Weil denn auch Juden Zeichen fordern und Hellenen Weisheit suchen, wir aber, wir verkünden
Christus als gekreuzigt, so ist es
den Juden ein Ärgernis, der Ethnie („Heiden“) aber Torheit, ihnen aber, den Berufenen, Juden außerdem auch Hellenen, verkünden wir Christus als Gottes Vermögenskraft und Gottes Weisheit; da das Törichte Gottes weiser ist als die Menschen, und das Schwache Gottes stärker ist als die Menschen.
Was gibt Dir die Sicherheit, dass die christliche Version nicht die Torheit ist, die Paulus meinte? Das könnten nämlich auch sein.
Die Heiden (Griechen und Römer) hatten mit Menschenopfer und Halbgötter-Opfer absolut kein intellektuelles Problem und hätten es insofern nicht als Torheit bezeichnet. Also die Vorstellung des stellv. Opfertodes kannten die ganz gut. (Brauchst ja nur mal Homer's Götterwelt anschauen)
Lächerlich hätten die es empfunden, dass man als Starker sich ganz schwach macht. Dass man einen Lebenstil predigt, der auch einen Starken durch die Liebe, die er praktiziert, in einen vermeintlichen Schwächling verwandelt.
Gerade die Torheits-Bezichtigung des Paulus in den historischen Kontext gestellt, belegt eher, dass das stellv. Opfertod-System gar nicht gemeint war von den frühen Christen.
Also das Blut ist das Leben allen Fleisches; sein Blut steht für sein Leben!
Und die Lohnzahlungen der Verfehlung sind der Tod.
D. h. der Verfehler (Sünder) muss mit seinem Leben bezahlen (sühnen), also mit seinem Blut, das vergossen wird.

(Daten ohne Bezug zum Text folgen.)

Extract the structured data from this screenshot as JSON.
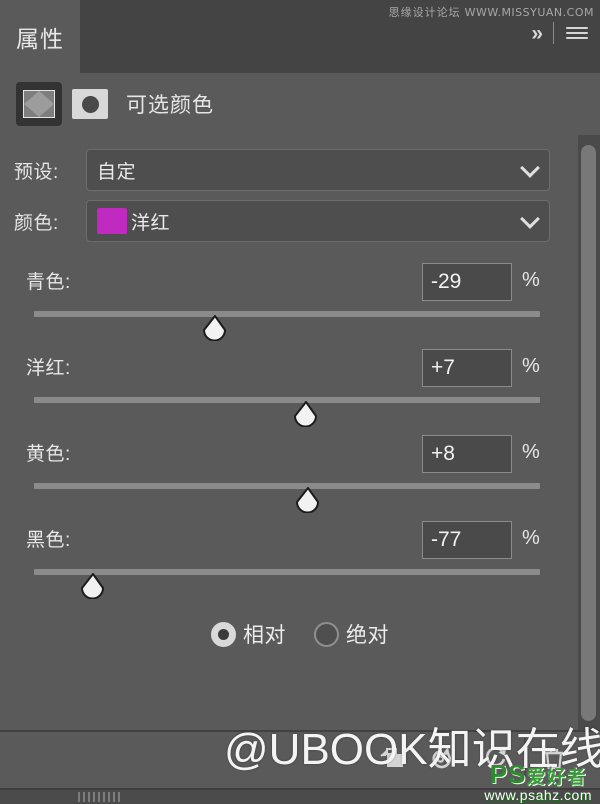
{
  "panel": {
    "tab_label": "属性",
    "expand_icon": "chevron-double-right-icon",
    "menu_icon": "hamburger-menu-icon",
    "watermark_top_cn": "思缘设计论坛",
    "watermark_top_url": "WWW.MISSYUAN.COM"
  },
  "adjustment": {
    "title": "可选颜色",
    "layer_thumb_icon": "adjustment-layer-thumbnail",
    "mask_thumb_icon": "layer-mask-thumbnail"
  },
  "preset": {
    "label": "预设:",
    "value": "自定",
    "chevron_icon": "chevron-down-icon"
  },
  "color": {
    "label": "颜色:",
    "value": "洋红",
    "swatch_hex": "#c12ac1",
    "chevron_icon": "chevron-down-icon"
  },
  "sliders": [
    {
      "label": "青色:",
      "value": "-29",
      "unit": "%",
      "percent": -29
    },
    {
      "label": "洋红:",
      "value": "+7",
      "unit": "%",
      "percent": 7
    },
    {
      "label": "黄色:",
      "value": "+8",
      "unit": "%",
      "percent": 8
    },
    {
      "label": "黑色:",
      "value": "-77",
      "unit": "%",
      "percent": -77
    }
  ],
  "method": {
    "relative_label": "相对",
    "absolute_label": "绝对",
    "selected": "相对"
  },
  "toolbar": {
    "clip_icon": "clip-to-layer-icon",
    "preview_icon": "toggle-layer-visibility-icon",
    "reset_icon": "reset-adjustment-icon",
    "delete_icon": "delete-layer-icon"
  },
  "watermarks": {
    "ubook": "@UBOOK知识在线",
    "psahz_brand": "PS",
    "psahz_cn": "爱好者",
    "psahz_url": "www.psahz.com"
  },
  "colors": {
    "panel_bg": "#5a5a5a",
    "tabbar_bg": "#444444",
    "field_bg": "#4e4e4e",
    "track": "#8b8b8b",
    "accent_magenta": "#c12ac1"
  }
}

Womit hat Jesus dann gezahlt? Also gestorben wäre er als Mensch sowieso. Ich weiß es klingt frech, aber es ist absolut konsequent:
Jesus ist nach damaliger Lebenserwartung gestorben bei der in der Antike durchschnittlichen Lebenserwartung die zwischen 30 und allerhöchstens 40 Jahren lag.
Auch die stellv. Strafübernahme durch Jesus in anderer Hinsicht befriedigt mich nicht:
Wenn er unsere Strafe (nach kirchenchristlicher Vorstellung die ewige Verdammmnis) übernommen hätte, müsste er jetzt noch in der Hölle sein und als er später den Jüngern und anderen noch einmal erschien, hatte er quasi "Hafturlaub".
Im übrigen stirbt der Mensch so oder so bereits einmal in seinen Leben - so bereits das AT. Dieses begründet die Sterblichkeit ja wegen der Sündhaftigkeit.